Labsy Posted October 13, 2013 Posted October 13, 2013 Hi, when you shut down or reboot the server, you receive quite a lot of notifications about services going down. Is it possible to somehow detect that shutdown/reboot has been issued and suppress all notifications for monitored services until next start?
Marius Posted October 13, 2013 Posted October 13, 2013 Hi, How long does it take for your computer to shut down or restart?
Labsy Posted October 13, 2013 Author Posted October 13, 2013 As I have a plan to controll ALL servers I manage, there would be over 100 different answers so, it depends...Windows servers are rebooted more often to apply patches, Linux server once a year. I noticed the above mentioned symptom on Windows server, but I cannot confirm it happens on all installations. The particular ones I observe took 7-10 minutes to shut down (Exchange servers)
Marius Posted October 13, 2013 Posted October 13, 2013 Thanks, that's helpful. I assume the service stopped notification is set to fire when a service is stopped for 1 minute - I would change that to 10 in this case.
Labsy Posted October 13, 2013 Author Posted October 13, 2013 Excellent idea! I have service notification set to 3 minutes, but I'll change it to 10 and we.ll see. Thanx. Paul 1
Administrators Paul Posted October 13, 2013 Administrators Posted October 13, 2013 Usually Exchange servers shutdown like that because they are installed on the same machine with the Active Directory Controller. The symptom is that the ADDS services shutdown before exchange does and Exchange waits for a reply from a query he makes to AD. As far as I know the timeout is set to five minutes. I've reduced that timeout on my exchange server to 30 seconds and the machine shutsdown faster now.
Labsy Posted October 13, 2013 Author Posted October 13, 2013 Paul, that's very good tip! As you guessed, it's about SBS servers. On "normal" topology I never allow Exchange to be installed on DC, but on SBS I don't have much choice. I've digged google a bit, but I cannot find where to change this timeout. Can you help?
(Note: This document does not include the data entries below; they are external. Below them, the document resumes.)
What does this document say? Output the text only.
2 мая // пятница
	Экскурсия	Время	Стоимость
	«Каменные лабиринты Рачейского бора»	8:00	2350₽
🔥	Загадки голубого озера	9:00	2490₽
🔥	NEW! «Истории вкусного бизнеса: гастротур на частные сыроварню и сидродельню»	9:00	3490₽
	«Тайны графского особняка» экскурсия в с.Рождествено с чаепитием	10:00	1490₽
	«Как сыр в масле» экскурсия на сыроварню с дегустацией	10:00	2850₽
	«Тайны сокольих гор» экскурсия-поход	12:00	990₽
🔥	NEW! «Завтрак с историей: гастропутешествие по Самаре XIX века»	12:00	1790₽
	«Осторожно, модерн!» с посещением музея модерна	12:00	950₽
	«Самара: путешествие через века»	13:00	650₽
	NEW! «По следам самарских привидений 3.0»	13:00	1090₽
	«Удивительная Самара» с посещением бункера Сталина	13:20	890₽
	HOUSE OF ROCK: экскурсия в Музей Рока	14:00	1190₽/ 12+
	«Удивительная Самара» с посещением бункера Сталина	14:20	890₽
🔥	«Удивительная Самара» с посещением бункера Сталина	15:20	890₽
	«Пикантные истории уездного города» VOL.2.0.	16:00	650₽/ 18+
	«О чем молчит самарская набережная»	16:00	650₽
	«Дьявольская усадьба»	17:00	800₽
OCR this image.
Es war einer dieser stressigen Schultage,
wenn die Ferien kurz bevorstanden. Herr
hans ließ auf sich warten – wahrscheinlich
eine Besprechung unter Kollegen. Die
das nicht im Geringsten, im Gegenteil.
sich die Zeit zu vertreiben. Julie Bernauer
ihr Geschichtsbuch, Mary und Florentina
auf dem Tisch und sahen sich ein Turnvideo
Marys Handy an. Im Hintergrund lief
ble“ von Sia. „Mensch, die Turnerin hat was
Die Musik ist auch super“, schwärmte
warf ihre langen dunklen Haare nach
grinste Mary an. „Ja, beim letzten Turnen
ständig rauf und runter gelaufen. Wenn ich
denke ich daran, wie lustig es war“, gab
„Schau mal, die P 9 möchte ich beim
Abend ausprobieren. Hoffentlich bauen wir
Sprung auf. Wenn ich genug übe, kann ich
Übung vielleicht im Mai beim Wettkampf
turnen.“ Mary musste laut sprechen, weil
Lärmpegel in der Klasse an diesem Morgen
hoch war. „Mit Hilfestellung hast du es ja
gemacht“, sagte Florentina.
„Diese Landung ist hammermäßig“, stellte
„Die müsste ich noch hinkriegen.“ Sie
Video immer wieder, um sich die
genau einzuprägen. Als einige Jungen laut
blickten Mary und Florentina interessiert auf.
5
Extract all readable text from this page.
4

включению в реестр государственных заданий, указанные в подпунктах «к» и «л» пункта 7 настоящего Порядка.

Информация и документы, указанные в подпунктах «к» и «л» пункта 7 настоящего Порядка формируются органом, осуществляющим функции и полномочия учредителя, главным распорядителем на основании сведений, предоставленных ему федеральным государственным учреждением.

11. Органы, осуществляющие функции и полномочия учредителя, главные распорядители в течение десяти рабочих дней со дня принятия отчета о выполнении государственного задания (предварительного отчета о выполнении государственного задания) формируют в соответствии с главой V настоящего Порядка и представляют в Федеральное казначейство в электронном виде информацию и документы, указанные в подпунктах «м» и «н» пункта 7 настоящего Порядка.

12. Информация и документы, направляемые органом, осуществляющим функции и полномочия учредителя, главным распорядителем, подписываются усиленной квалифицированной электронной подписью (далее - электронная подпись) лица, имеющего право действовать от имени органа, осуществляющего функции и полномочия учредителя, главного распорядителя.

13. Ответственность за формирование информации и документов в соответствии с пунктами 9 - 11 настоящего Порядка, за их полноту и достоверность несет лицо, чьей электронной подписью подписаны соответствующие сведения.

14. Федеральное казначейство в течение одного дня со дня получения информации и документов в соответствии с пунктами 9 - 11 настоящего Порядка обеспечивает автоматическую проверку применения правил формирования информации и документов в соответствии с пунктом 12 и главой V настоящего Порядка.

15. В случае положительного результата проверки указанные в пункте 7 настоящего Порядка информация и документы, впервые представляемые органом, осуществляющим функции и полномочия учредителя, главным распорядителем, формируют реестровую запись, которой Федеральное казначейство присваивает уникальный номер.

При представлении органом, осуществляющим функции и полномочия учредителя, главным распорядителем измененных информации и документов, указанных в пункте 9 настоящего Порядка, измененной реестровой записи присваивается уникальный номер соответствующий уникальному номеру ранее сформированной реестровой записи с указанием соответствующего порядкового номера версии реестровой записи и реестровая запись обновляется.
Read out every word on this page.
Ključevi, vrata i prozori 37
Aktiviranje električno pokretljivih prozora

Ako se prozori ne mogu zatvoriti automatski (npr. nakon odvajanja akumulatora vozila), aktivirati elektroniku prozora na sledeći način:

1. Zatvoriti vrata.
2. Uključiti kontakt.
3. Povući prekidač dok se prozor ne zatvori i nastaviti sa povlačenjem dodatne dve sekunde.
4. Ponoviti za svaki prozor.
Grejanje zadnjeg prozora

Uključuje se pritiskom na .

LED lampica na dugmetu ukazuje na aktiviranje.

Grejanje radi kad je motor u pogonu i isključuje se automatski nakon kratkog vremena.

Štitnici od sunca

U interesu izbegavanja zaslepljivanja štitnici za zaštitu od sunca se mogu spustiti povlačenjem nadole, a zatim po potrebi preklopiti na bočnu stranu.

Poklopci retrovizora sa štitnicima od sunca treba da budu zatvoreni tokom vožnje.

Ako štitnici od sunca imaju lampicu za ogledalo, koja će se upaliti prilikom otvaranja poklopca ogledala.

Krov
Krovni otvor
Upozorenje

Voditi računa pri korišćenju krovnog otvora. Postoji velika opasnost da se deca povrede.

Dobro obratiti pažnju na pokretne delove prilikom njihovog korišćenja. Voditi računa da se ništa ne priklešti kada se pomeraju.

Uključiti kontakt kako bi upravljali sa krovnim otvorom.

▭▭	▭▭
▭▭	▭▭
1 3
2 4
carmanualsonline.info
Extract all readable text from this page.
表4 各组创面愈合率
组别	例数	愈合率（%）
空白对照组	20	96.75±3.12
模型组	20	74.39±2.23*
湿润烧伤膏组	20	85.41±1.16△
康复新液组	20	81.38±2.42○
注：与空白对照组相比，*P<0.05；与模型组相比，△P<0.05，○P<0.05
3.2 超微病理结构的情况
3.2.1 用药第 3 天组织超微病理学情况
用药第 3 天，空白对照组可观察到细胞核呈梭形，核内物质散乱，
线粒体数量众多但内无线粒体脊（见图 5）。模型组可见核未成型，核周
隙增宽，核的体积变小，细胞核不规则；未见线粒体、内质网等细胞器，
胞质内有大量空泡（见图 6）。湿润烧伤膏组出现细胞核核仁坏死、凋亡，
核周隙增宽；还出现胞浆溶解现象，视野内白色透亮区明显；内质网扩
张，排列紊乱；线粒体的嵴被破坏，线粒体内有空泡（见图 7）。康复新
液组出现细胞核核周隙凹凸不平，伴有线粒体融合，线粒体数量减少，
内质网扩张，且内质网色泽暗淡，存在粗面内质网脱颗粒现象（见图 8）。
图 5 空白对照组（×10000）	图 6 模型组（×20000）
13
Administrators Paul Posted October 14, 2013 Administrators Posted October 14, 2013 Right so you pretty much have two solutions over here: Reduce the time to kill amount to something acceptable (20 seconds maybe?). This value controls the amount of milliseconds it allows a service to shutdown before the system will actually kill it in order to proceed with shutdown. You will find that value here: HKEY_LOCAL_MACHINE\SYSTEM\CurrentControlSet\Control\WaitToKillServiceTimeout Manually stop Exchange services before shutting down the machine. Create a batch script called shutdown_properly.bat and put it into a directory that's inside your PATH variable. In that batch script put something like this: @echo off echo 'Stopping Microsoft Exchange Services' net stop MSExchangeAB net stop MSExchangeADTopology net stop MSExchangeAntispamUpdate net stop MSExchangeEdgeSync net stop MSExchangeFBA net stop MSExchangeFDS net stop MSExchangeIS net stop MSExchangeMailboxAssistants net stop MSExchangeMailboxReplication net stop MSExchangeMailSubmission net stop MSExchangeProtectedServiceHost net stop MSExchangeRepl net stop MSExchangeRPC net stop MSExchangeSA net stop MSExchangeSearch net stop MSExchangeServiceHost net stop MSExchangeThrottling net stop MSExchangeTransport net stop MSExchangeTransportLogSearch shutdown -s -t 00 The last line on the batch script will call the system shutdown without forcing applications to close. In other words it will be a nice and clean shutdown just the way your server likes it. If you would like a reboot instead you can modify the last line to something like this: shutdown -r -t 00 Please note that the batch script will differ from Microsoft Exchange Server versions. The one I wrote to you works only with Microsoft Exchange Server 2010. If you are using a different version I recommend you to add the correct exchange services and remove the ones that are not installed on your system. Then if you would like to shutdown or restart you machine from your PC Monitor client open up terminal and write the batch file's name (Now you see why I made you place it into a directory inside the PATH variable, otherwise you would have to write the full path to the file too).